Ringgit to hold steady on unchanged US rate

The ringgit could weaken slightly in the immediate term as the US economy become more constructive


THE steady benchmark rate announced by the US Federal Reserve (Fed) on Wednesday favours the ringgit in the near future as the low rate injects confidence in the greenback, economists said.

Bank Islam Malaysia Bhd chief economist Dr Mohd Afzanizam Abdul Rashid said the measure indicates the economic powerhouse is confident in revitalising its economy, thus providing supports to its businesses.

The Fed, in its recent two-day policy meeting, announced that it’s keeping interest rates near zero, at 0% to 0.25%, indicating it will maintain the rate until 2023.

“With the Fed committed to keeping their benchmark rates low, it could translate into strong ringgit at some point in the future.

“But in the meantime, the focus will be the sharp revision of the US’ GDP contraction for 2020 from the 6.5% drop forecast made in June to 3.7%.

“It implies that the severity of the impact from Covid-19 has been fairly contained, allowing for the reopening of the economy to take place,” he told The Malaysian Reserve (TMR).

At the time of writing, the greenback had risen 0.05 points to 93.27 based on the US Dollar Index while the US dollar against ringgit depreciated 0.13% to 4.137.

“The ringgit could weaken slightly in the immediate term as the view on the US economy has become more constructive,” Mohd Afzanizam said.

Sunway University Business School economist Prof Dr Yeah Kim Leng (picture) said the decision by the Fed did not come as a surprise as the US has adopted accommodative monetary policies.

“The US interest rate is already near-zero level and further cuts are unlikely to provide further support to its economy. Similar to other countries, the US government and the Fed are looking at other policy tools, especially the use of fiscal policy, to support the economy against the pandemic impact.

“More importantly, they also look at the unconventional policy measures particularly in the use of quantitative easing (QE) through the purchase of mortgage assets from the banking systems to ensure the injecting of liquidity to the US financial markets,” he said.

Yeah added that maintaining the rates would support the dollar in the anticipation of the US election in November.

“The negative sentiment on the US dollar given its interest has been at near-zero levels is due to the QE measure and the weakness of the economy especially due to the severe impact of Covid-19.

“All of these challenges have returned the dollar as holding the rich steady will help to prevent further erosion on the greenback,” he said.

Due to that, Yeah said the ringgit is expected to hold steady against the US dollar, while further dollar weakness will be attributed to the performance of its economy and no longer to the cuts in its interest rates.

“The weighing factor on the US dollar will shift to the performance of the economy, especially on the recovery momentum and its election, which are creating uncertainties on the currency and financial markets,” Yeah said.

Mohd Afzanizam said a sharp appreciation of the ringgit could affect exports due to the foreign-exchange discrepancy.

However, given that the technology sector is expected to pick up its pace this year alongside the strong demand for gloves, exports should perform favourably in the remaining period of 2020, he added.

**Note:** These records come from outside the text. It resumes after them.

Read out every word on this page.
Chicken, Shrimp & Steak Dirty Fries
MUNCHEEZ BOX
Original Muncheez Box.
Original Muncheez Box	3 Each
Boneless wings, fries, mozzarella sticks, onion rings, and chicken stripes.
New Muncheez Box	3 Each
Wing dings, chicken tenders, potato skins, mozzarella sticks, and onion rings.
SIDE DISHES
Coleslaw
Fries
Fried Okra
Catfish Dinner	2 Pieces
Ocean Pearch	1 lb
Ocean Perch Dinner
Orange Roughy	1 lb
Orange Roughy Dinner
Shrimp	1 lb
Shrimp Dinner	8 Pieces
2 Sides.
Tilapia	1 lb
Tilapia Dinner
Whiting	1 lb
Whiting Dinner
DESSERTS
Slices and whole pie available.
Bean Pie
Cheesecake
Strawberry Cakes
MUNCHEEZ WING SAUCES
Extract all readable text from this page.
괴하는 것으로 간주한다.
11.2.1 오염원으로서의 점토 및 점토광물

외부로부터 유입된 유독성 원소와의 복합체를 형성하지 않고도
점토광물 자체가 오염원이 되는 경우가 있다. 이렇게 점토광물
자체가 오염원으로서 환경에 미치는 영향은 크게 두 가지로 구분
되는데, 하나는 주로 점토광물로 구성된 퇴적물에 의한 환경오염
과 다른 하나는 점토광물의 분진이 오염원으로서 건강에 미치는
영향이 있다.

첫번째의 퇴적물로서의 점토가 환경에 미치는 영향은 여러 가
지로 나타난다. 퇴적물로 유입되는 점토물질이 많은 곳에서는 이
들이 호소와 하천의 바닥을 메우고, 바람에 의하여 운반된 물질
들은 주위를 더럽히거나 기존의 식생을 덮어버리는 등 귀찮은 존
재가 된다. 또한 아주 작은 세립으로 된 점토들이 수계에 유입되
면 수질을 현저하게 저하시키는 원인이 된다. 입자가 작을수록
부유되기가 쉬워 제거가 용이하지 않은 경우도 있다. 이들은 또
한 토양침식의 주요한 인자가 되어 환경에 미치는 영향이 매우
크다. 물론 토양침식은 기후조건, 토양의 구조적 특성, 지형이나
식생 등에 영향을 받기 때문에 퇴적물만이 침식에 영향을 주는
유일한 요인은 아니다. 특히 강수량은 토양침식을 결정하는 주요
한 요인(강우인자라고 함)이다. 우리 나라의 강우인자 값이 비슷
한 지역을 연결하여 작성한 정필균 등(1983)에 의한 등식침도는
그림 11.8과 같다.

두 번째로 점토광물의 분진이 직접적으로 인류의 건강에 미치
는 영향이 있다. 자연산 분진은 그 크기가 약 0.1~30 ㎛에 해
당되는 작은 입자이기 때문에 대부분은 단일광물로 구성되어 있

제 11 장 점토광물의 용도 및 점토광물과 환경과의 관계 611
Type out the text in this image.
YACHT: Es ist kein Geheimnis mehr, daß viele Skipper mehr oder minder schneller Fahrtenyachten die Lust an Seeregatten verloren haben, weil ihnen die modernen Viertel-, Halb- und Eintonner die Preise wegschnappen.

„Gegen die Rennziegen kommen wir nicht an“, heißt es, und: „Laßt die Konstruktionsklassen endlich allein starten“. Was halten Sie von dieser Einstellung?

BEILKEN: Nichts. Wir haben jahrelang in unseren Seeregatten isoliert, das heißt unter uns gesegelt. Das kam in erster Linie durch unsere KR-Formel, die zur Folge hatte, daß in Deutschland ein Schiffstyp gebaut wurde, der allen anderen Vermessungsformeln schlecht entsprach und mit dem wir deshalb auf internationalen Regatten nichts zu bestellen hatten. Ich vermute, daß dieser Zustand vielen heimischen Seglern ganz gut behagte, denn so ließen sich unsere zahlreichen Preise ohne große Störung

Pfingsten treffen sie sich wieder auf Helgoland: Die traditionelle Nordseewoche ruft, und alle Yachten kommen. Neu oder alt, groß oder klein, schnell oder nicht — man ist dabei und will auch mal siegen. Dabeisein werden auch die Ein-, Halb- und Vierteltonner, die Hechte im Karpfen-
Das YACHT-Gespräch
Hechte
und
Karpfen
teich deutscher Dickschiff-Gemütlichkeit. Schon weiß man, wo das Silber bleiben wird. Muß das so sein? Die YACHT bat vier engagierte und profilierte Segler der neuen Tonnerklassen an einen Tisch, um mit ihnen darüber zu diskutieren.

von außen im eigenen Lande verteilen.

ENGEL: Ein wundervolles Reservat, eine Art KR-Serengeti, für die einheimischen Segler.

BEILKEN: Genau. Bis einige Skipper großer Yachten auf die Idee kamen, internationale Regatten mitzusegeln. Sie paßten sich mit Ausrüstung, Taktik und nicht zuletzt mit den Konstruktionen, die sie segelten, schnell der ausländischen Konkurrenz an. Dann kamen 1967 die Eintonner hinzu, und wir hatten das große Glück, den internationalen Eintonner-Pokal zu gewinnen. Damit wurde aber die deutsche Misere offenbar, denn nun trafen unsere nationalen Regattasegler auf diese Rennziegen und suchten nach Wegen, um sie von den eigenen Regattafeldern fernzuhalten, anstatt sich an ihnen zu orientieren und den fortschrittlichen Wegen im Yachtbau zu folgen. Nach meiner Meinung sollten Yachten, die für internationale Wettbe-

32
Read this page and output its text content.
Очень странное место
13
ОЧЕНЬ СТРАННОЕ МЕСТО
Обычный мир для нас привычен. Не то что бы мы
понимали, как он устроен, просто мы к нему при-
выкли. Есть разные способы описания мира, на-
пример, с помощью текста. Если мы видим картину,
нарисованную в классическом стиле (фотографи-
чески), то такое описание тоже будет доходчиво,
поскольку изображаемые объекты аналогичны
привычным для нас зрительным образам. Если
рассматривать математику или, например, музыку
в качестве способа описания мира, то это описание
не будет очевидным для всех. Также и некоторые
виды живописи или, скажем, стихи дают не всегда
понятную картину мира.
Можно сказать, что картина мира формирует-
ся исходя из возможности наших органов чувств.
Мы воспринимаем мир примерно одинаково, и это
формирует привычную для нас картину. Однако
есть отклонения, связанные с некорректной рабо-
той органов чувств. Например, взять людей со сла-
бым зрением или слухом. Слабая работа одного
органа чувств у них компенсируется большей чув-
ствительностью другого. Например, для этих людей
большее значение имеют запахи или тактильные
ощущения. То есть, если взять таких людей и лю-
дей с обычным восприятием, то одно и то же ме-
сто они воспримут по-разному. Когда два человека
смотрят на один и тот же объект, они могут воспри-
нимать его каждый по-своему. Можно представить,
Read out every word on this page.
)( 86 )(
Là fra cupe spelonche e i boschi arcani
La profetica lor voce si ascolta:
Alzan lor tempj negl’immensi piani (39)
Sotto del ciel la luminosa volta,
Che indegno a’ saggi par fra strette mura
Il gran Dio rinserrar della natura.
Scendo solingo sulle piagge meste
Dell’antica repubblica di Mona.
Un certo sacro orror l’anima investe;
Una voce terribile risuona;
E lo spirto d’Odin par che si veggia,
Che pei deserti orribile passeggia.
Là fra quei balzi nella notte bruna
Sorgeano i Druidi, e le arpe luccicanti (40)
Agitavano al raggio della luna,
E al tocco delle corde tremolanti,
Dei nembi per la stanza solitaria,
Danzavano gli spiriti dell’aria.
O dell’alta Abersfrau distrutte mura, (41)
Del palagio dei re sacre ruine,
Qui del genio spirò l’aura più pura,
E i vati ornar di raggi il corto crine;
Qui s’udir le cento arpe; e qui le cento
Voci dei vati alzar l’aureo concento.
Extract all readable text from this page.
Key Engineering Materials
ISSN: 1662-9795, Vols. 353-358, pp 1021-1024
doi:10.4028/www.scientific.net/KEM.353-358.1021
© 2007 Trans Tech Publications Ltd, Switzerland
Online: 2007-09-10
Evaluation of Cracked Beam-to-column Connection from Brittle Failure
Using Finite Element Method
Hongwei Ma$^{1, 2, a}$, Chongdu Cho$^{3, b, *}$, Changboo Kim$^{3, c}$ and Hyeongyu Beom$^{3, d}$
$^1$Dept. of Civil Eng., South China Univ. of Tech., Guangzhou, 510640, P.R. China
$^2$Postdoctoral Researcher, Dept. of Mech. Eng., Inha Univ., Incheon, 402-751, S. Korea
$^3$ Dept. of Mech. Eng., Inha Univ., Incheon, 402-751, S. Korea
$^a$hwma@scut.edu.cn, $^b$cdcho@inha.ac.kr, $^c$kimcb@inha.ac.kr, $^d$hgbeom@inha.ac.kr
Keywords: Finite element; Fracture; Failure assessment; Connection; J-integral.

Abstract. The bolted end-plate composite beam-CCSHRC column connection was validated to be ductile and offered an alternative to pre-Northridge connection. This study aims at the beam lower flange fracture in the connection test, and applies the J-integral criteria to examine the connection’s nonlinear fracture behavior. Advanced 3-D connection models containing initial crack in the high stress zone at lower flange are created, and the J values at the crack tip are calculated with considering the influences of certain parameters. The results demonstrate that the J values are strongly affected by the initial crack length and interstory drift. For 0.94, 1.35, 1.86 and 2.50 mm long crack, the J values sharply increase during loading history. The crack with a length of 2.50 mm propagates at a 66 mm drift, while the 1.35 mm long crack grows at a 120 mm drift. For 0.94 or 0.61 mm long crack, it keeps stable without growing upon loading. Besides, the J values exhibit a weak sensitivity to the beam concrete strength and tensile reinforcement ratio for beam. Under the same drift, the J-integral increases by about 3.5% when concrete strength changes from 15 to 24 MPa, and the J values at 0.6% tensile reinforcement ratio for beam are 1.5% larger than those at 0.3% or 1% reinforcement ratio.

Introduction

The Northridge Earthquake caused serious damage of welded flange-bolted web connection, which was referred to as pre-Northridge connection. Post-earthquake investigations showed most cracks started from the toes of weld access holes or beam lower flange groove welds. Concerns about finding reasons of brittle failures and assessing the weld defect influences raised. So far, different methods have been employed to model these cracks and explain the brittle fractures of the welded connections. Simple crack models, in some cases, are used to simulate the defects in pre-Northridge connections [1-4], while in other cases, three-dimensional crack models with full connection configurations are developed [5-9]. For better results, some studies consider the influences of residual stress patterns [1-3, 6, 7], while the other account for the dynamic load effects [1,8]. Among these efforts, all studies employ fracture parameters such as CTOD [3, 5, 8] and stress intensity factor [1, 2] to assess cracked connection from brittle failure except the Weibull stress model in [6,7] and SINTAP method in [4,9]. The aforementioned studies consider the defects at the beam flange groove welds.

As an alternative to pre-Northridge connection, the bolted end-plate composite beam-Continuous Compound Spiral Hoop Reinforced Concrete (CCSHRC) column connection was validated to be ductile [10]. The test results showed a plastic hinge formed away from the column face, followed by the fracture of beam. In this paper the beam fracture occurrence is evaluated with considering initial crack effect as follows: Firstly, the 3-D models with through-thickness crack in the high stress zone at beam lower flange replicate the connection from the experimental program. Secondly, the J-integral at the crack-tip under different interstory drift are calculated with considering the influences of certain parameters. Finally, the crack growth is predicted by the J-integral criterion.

Yeah said while countries are still recovering from the Covid-19 impact, Malaysia should be focusing its trade regionally, particularly on countries that have shown signs of revival in their economic activity.

“Export depends on whether the US economy can sustain its momentum of recovery. The US’ GDP is driven by its consumption, so if the negative impact on consumption is still intact, the import from Malaysia will likely remain weak.

“Our external demand will have to depend on Asia, especially China led by its quick recovery. We should be focusing on regional demand rather than the US,” he said.